Programmable gene editing tools such as CRISPR have the potential to revolutionise treatments for a wide range of diseases, such as genetic disorders and cancer. One of the key challenges in developing gene editing therapeutics is the ability to precisely deliver the gene editing molecular machinery to the target tissue and cell of interest, at a therapeutically relevant and safe level.  At Evox, we are developing exosome systems that are capable of being targeted to different cells and tissues and that can efficaciously deliver CRISPR and other gene editing technologies to the precise cells of interest. 

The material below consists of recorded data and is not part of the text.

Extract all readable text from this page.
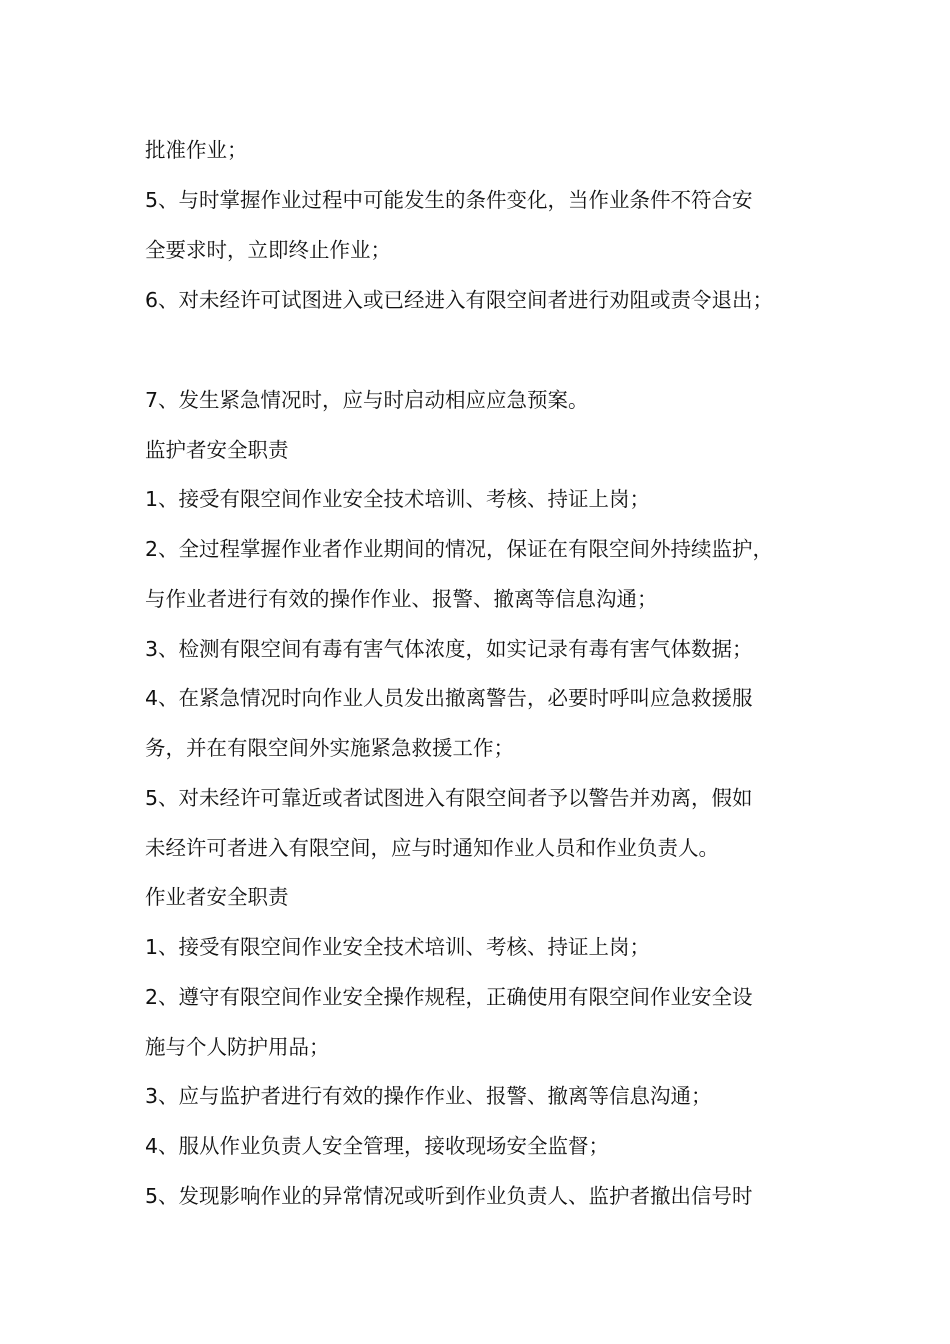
批准作业；
5、与时掌握作业过程中可能发生的条件变化，当作业条件不符合安
全要求时，立即终止作业；
6、对未经许可试图进入或已经进入有限空间者进行劝阻或责令退出；
7、发生紧急情况时，应与时启动相应应急预案。
监护者安全职责
1、接受有限空间作业安全技术培训、考核、持证上岗；
2、全过程掌握作业者作业期间的情况，保证在有限空间外持续监护，
与作业者进行有效的操作作业、报警、撤离等信息沟通；
3、检测有限空间有毒有害气体浓度，如实记录有毒有害气体数据；
4、在紧急情况时向作业人员发出撤离警告，必要时呼叫应急救援服
务，并在有限空间外实施紧急救援工作；
5、对未经许可靠近或者试图进入有限空间者予以警告并劝离，假如
未经许可者进入有限空间，应与时通知作业人员和作业负责人。
作业者安全职责
1、接受有限空间作业安全技术培训、考核、持证上岗；
2、遵守有限空间作业安全操作规程，正确使用有限空间作业安全设
施与个人防护用品；
3、应与监护者进行有效的操作作业、报警、撤离等信息沟通；
4、服从作业负责人安全管理，接收现场安全监督；
5、发现影响作业的异常情况或听到作业负责人、监护者撤出信号时
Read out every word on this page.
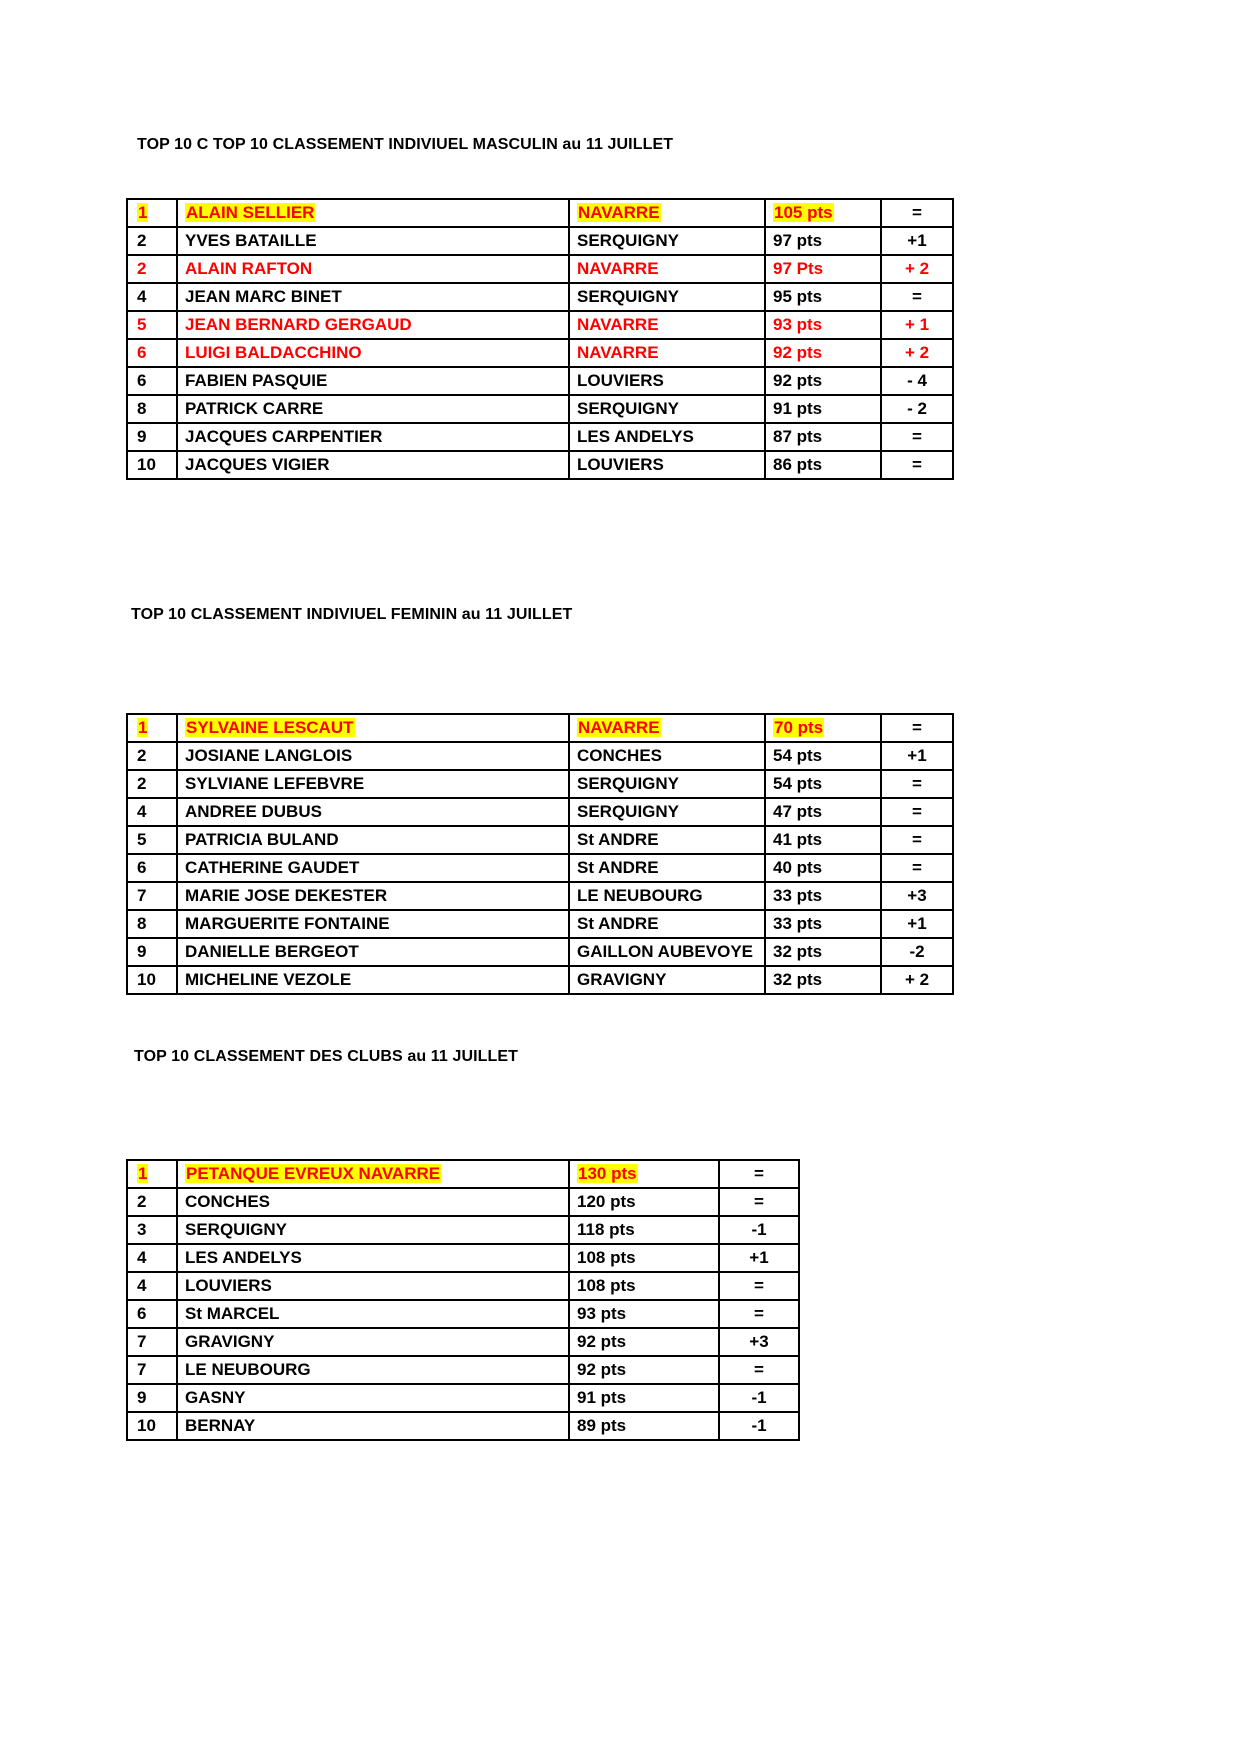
TOP 10 C TOP 10 CLASSEMENT INDIVIUEL MASCULIN au 11 JUILLET
1	ALAIN SELLIER	NAVARRE	105 pts	=
2	YVES BATAILLE	SERQUIGNY	97 pts	+1
2	ALAIN RAFTON	NAVARRE	97 Pts	+ 2
4	JEAN MARC BINET	SERQUIGNY	95 pts	=
5	JEAN BERNARD GERGAUD	NAVARRE	93 pts	+ 1
6	LUIGI BALDACCHINO	NAVARRE	92 pts	+ 2
6	FABIEN PASQUIE	LOUVIERS	92 pts	- 4
8	PATRICK CARRE	SERQUIGNY	91 pts	- 2
9	JACQUES CARPENTIER	LES ANDELYS	87 pts	=
10	JACQUES VIGIER	LOUVIERS	86 pts	=
TOP 10 CLASSEMENT INDIVIUEL FEMININ au 11 JUILLET
1	SYLVAINE LESCAUT	NAVARRE	70 pts	=
2	JOSIANE LANGLOIS	CONCHES	54 pts	+1
2	SYLVIANE LEFEBVRE	SERQUIGNY	54 pts	=
4	ANDREE DUBUS	SERQUIGNY	47 pts	=
5	PATRICIA BULAND	St ANDRE	41 pts	=
6	CATHERINE GAUDET	St ANDRE	40 pts	=
7	MARIE JOSE DEKESTER	LE NEUBOURG	33 pts	+3
8	MARGUERITE FONTAINE	St ANDRE	33 pts	+1
9	DANIELLE BERGEOT	GAILLON AUBEVOYE	32 pts	-2
10	MICHELINE VEZOLE	GRAVIGNY	32 pts	+ 2
TOP 10 CLASSEMENT DES CLUBS au 11 JUILLET
1	PETANQUE EVREUX NAVARRE	130 pts	=
2	CONCHES	120 pts	=
3	SERQUIGNY	118 pts	-1
4	LES ANDELYS	108 pts	+1
4	LOUVIERS	108 pts	=
6	St MARCEL	93 pts	=
7	GRAVIGNY	92 pts	+3
7	LE NEUBOURG	92 pts	=
9	GASNY	91 pts	-1
10	BERNAY	89 pts	-1
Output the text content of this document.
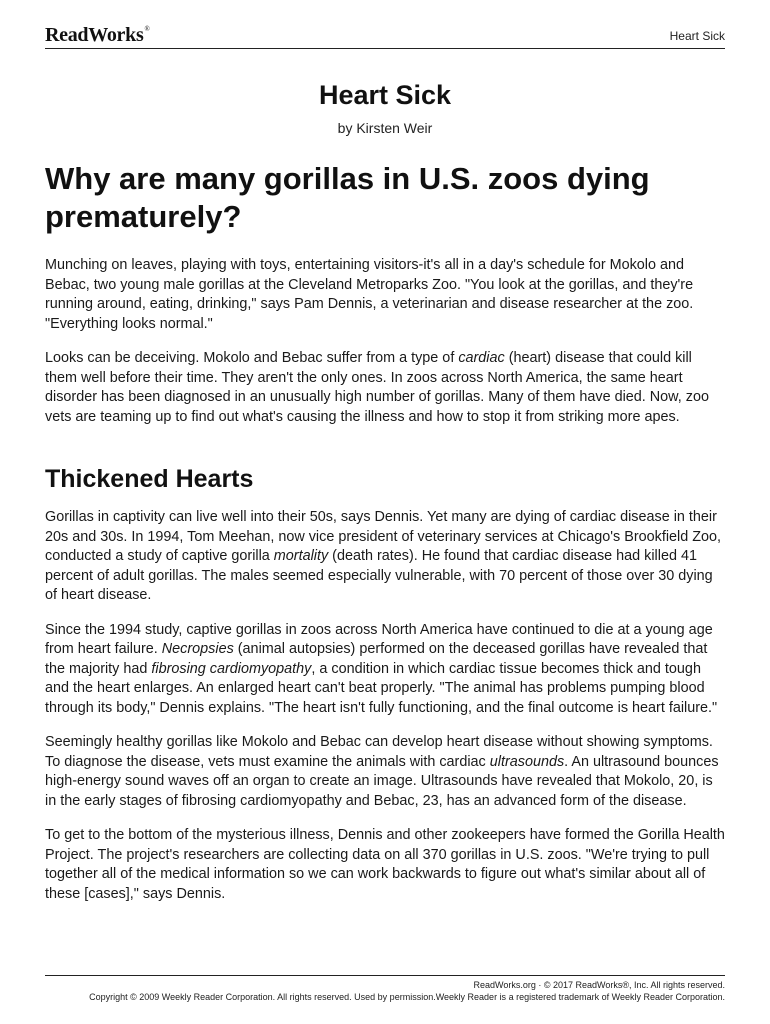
ReadWorks®	Heart Sick
Heart Sick
by Kirsten Weir
Why are many gorillas in U.S. zoos dying prematurely?

Munching on leaves, playing with toys, entertaining visitors-it's all in a day's schedule for Mokolo and Bebac, two young male gorillas at the Cleveland Metroparks Zoo. "You look at the gorillas, and they're running around, eating, drinking," says Pam Dennis, a veterinarian and disease researcher at the zoo. "Everything looks normal."

Looks can be deceiving. Mokolo and Bebac suffer from a type of cardiac (heart) disease that could kill them well before their time. They aren't the only ones. In zoos across North America, the same heart disorder has been diagnosed in an unusually high number of gorillas. Many of them have died. Now, zoo vets are teaming up to find out what's causing the illness and how to stop it from striking more apes.

Thickened Hearts

Gorillas in captivity can live well into their 50s, says Dennis. Yet many are dying of cardiac disease in their 20s and 30s. In 1994, Tom Meehan, now vice president of veterinary services at Chicago's Brookfield Zoo, conducted a study of captive gorilla mortality (death rates). He found that cardiac disease had killed 41 percent of adult gorillas. The males seemed especially vulnerable, with 70 percent of those over 30 dying of heart disease.

Since the 1994 study, captive gorillas in zoos across North America have continued to die at a young age from heart failure. Necropsies (animal autopsies) performed on the deceased gorillas have revealed that the majority had fibrosing cardiomyopathy, a condition in which cardiac tissue becomes thick and tough and the heart enlarges. An enlarged heart can't beat properly. "The animal has problems pumping blood through its body," Dennis explains. "The heart isn't fully functioning, and the final outcome is heart failure."

Seemingly healthy gorillas like Mokolo and Bebac can develop heart disease without showing symptoms. To diagnose the disease, vets must examine the animals with cardiac ultrasounds. An ultrasound bounces high-energy sound waves off an organ to create an image. Ultrasounds have revealed that Mokolo, 20, is in the early stages of fibrosing cardiomyopathy and Bebac, 23, has an advanced form of the disease.

To get to the bottom of the mysterious illness, Dennis and other zookeepers have formed the Gorilla Health Project. The project's researchers are collecting data on all 370 gorillas in U.S. zoos. "We're trying to pull together all of the medical information so we can work backwards to figure out what's similar about all of these [cases]," says Dennis.

ReadWorks.org · © 2017 ReadWorks®, Inc. All rights reserved.
Copyright © 2009 Weekly Reader Corporation. All rights reserved. Used by permission.Weekly Reader is a registered trademark of Weekly Reader Corporation.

Precision Therapeutic Targeting

Targeted delivery of nanoparticles is an area that has been intensively researched. Targeted drug delivery has a role to play in the delivery of many if not all drugs, and targeted delivery systems are critical for the delivery of therapeutic payloads such as CRISPR-Cas technology.

Unlike many other nanoparticle-based delivery systems, exosomes are easily modified to contain targeting entities to enable tissue- and organ-specific delivery. Evox has created proprietary technology and knowhow to engineer and modify exosomes to facilitate targeted drug delivery to organs of interest, not least to the brain and the central nervous system. Our R&D teams are in constant pursuit of novel targeting technologies for enhancing exosome-mediated delivery to tissues of interest and combining this with the inherent biology of exosomes to further drive optimal in vivo behaviour.

Protein Engineering

Evox’s proprietary protein engineering technology enables loading of protein therapeutics and tissue targeting moieties onto the surfaces of exosomes, which allows targeting and display of therapeutic proteins to an organ of interest.

Additionally, our protein engineering strategies comprise methods for loading the inside of exosomes with various types of complex drug cargo such as ribonucleoproteins. This modification of the protein composition of exosomes is key to developing potent therapeutics, harnessing both the native effects of exosomes and the specificity and affinity of conventional biologics

Gene Therapy

Gene therapies, such as the use of adeno-associated viruses (AAV) are revolutionizing treatment for many important inherited disorders, offering the potential for curative intervention. A major challenge for AAV and other viral gene therapies is the immune response to the viral vector, limiting patient access and often precluding multiple dosing. At Evox, we are developing therapeutics based around exosomes loaded with AAV particles encoding the therapeutic gene of interest (ExoAAV), in effect cloaking them within the exosome and protecting them from the immune system. In addition, our ability to engineer exosomes to target particular tissue and cell types gives us more precise control in the choice of recipient cells for gene therapy.   

RNA Therapeutics

Nucleic acid-based therapeutics constitute a core therapeutic modality for Evox’s development programs, and we have sophisticated capabilities for the loading of various nucleic acids (primarily RNAs) into exosomes.

RNA loading is done via either proprietary exogenous or endogenous loading methods, enabling Evox to work across both natural and non-natural oligonucleotides. Solving the non-hepatic delivery challenge of nucleic acid-based drugs – such as siRNAs, anti-sense, mRNA or even gene editing modalities – is a core mission for Evox and tissue-targeted exosomes represent a very promising technology to achieve the delivery of RNA therapeutics.